社内に若者は何%いるのだろうか・若年労働者比率の実態を探る
若年層の労働市場における弱い立場が問題視される昨今だが、現状ではどれ程の若年労働者が企業内に就労しているのだろうか。また正社員・非正社員の割合はどれ位なのか。厚生労働省が2014年9月に発表した調査結果「平成25年若年者雇用実態調査結果の概況」から実情を確認していく。
今件調査では各種就業状態について次のように定義されている。
「若年労働者」…15-34歳の労働者
「常用労働者」…期間を定めずに雇われている、1か月を超える期間を定めて雇われている、日々・一か月以内の期間を定めかつ2013年8月と9月の双方で18日以上雇われているのいずれかに該当(実調査直前の月)
「正社員」…直接雇用関係のある労働者のうち、正社員・正職員など
「非正社員(元資料では正社員以外の労働者)」…直接雇用関係のある労働者のうち、正社員・正職員などとされている”以外”の者(例 パート・アルバイト、契約社員など)
まずは全体的な「雇用形態別・若年労働者」の割合。全体としての労働者の各種比率を算出したのが次のグラフ。青系統は正社員・赤系統は非正社員、ベタ塗りは若年以外(35歳以上)・ぼかし塗りは若年層を示している。例えばグラフの左端は「青のぼかし塗り」なので「若年」の「正社員」となる。
産業全体では正社員が約6割強・非正社員が3割強。一方、産業別に「赤青」別、「ベタ塗り・ぼかし塗り」別で見ると、産業別の特性が色々と見えてくる。例えば小売業やサービス業全般では35歳以上の非正社員が多い事、特に飲食関係では約2/3が非正社員で構成されている事など。
この図は資料性には優れているものの、それぞれの区分(若年層か否か、正社員か否か)との視点では少々把握しにくい。そこでそれぞれの区分で数字を合算し、グラフを再構築してみることにする。まずは若年層か否か。
全体では労働者のうち3割足らずが若年層、残り7割強がそれ以外(35歳以上)で占められている(若年層が居る・居ないの事務所数比率とは幾分差があることに注意)。情報通信業、宿泊業・飲食サービス業、生活関連サービス業・娯楽業などで若年率が高めだが、一方で運輸・郵便業や鉱業・採石業・砂利採取業、建設業などのように、2割前後しかいない業態もある。業態の特性、人材の新陳代謝の違い、若年層からの人気のあるなしなど、複数の要因が関係してくるので、善し悪し語ることはできないが、若年層が1割から2割前半の業態は今後人材不足が懸念される。あるいは人員が余剰気味なので、新人をあまり雇わず・雇えず、結果として高齢化状態となっているのかもしれない。
続いて正社員か否かの仕切り分け。
一番非正社員率が高いのは宿泊業・飲食サービス業で76.4%。ファストフード店などを思い返せば、アルバイトが多数を占めている実態は容易に想像できる。また、パートの人が多いスーパーは「卸売業・小売業」に該当し、こちらも48.7%と高めの値。逆に専門職やインフラ系、第一次・第二次産業系では正社員が多い。

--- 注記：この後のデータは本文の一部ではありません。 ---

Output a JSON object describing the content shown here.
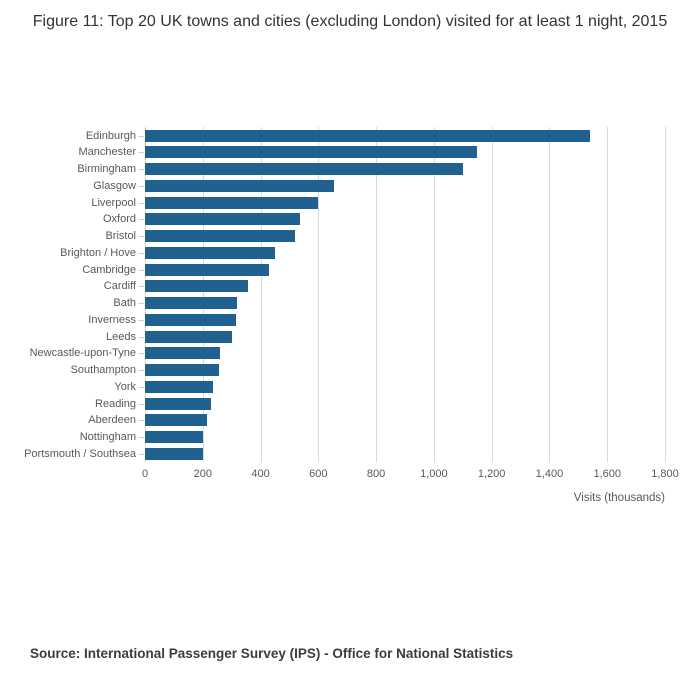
{
  "title": "Figure 11: Top 20 UK towns and cities (excluding London) visited for at least 1 night, 2015",
  "source": "Source: International Passenger Survey (IPS) - Office for National Statistics",
  "colors": {
    "bar": "#20618f",
    "gridline": "#d9d9d9",
    "axis_text": "#595959",
    "title_text": "#333333"
  },
  "chart_data": {
    "type": "bar",
    "orientation": "horizontal",
    "title": "Figure 11: Top 20 UK towns and cities (excluding London) visited for at least 1 night, 2015",
    "categories": [
      "Edinburgh",
      "Manchester",
      "Birmingham",
      "Glasgow",
      "Liverpool",
      "Oxford",
      "Bristol",
      "Brighton / Hove",
      "Cambridge",
      "Cardiff",
      "Bath",
      "Inverness",
      "Leeds",
      "Newcastle-upon-Tyne",
      "Southampton",
      "York",
      "Reading",
      "Aberdeen",
      "Nottingham",
      "Portsmouth / Southsea"
    ],
    "values": [
      1540,
      1150,
      1100,
      655,
      600,
      535,
      520,
      450,
      430,
      355,
      320,
      315,
      300,
      260,
      255,
      235,
      230,
      215,
      200,
      200
    ],
    "xlabel": "Visits (thousands)",
    "ylabel": "",
    "xlim": [
      0,
      1800
    ],
    "xticks": [
      0,
      200,
      400,
      600,
      800,
      1000,
      1200,
      1400,
      1600,
      1800
    ],
    "xtick_labels": [
      "0",
      "200",
      "400",
      "600",
      "800",
      "1,000",
      "1,200",
      "1,400",
      "1,600",
      "1,800"
    ],
    "grid": true,
    "legend": "none"
  }
}
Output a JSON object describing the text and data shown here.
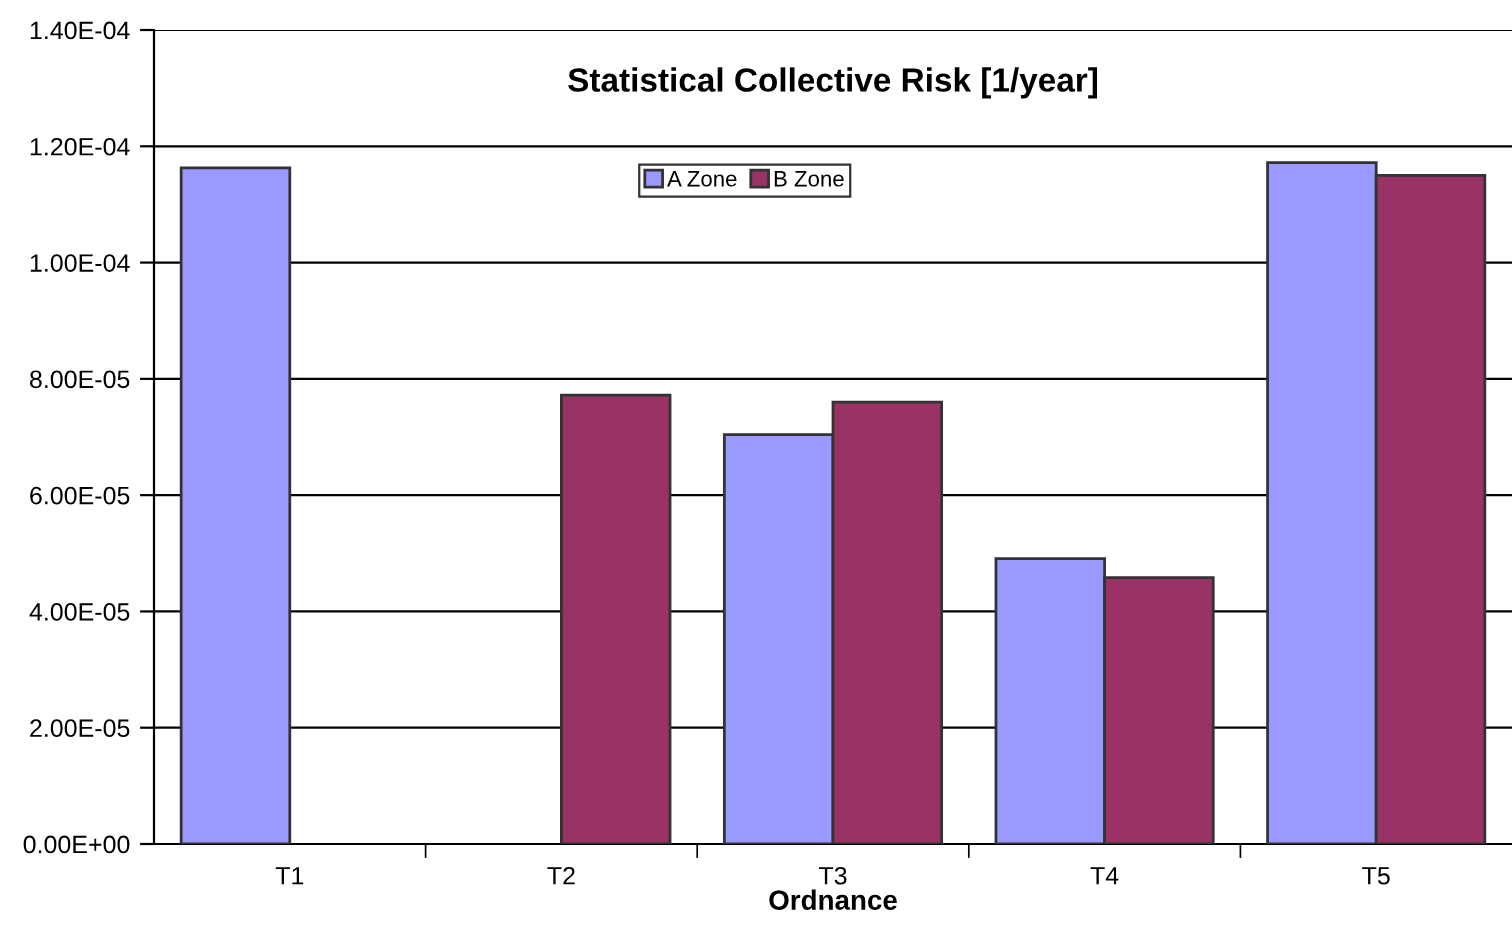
{
  "chart_data": {
    "type": "bar",
    "title": "Statistical Collective Risk [1/year]",
    "xlabel": "Ordnance",
    "categories": [
      "T1",
      "T2",
      "T3",
      "T4",
      "T5"
    ],
    "series": [
      {
        "name": "A Zone",
        "color": "#9999ff",
        "values": [
          0.0001163,
          null,
          7.04e-05,
          4.91e-05,
          0.0001172
        ]
      },
      {
        "name": "B Zone",
        "color": "#993366",
        "values": [
          null,
          7.72e-05,
          7.6e-05,
          4.58e-05,
          0.000115
        ]
      }
    ],
    "ylim": [
      0,
      0.00014
    ],
    "yticks": [
      {
        "value": 0,
        "label": "0.00E+00"
      },
      {
        "value": 2e-05,
        "label": "2.00E-05"
      },
      {
        "value": 4e-05,
        "label": "4.00E-05"
      },
      {
        "value": 6e-05,
        "label": "6.00E-05"
      },
      {
        "value": 8e-05,
        "label": "8.00E-05"
      },
      {
        "value": 0.0001,
        "label": "1.00E-04"
      },
      {
        "value": 0.00012,
        "label": "1.20E-04"
      },
      {
        "value": 0.00014,
        "label": "1.40E-04"
      }
    ],
    "grid": "y",
    "legend": "top"
  }
}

全体的な構造の上で注目すべきは、一部の第一次・第二次産業の形態で、「正社員・35歳以上」の比率が異様に高い点。業態そのものが人員削減のさ中にあるのなら仕方が無いが、中期的に見た場合、突然急激な人員不足が起きる可能性を秘めている。昨今の人材不足の一因は、まさにこの点にある。団塊世代がいちどきに定年退職を迎えたため、企業そのものを支える人材も多分に含む、この「正社員・35歳以上」の部分が企業から居なくなってしまっている。
各企業とも短期的な視点ではなく、中長期戦略意識の上で、若年層の雇用に臨むことが求められよう。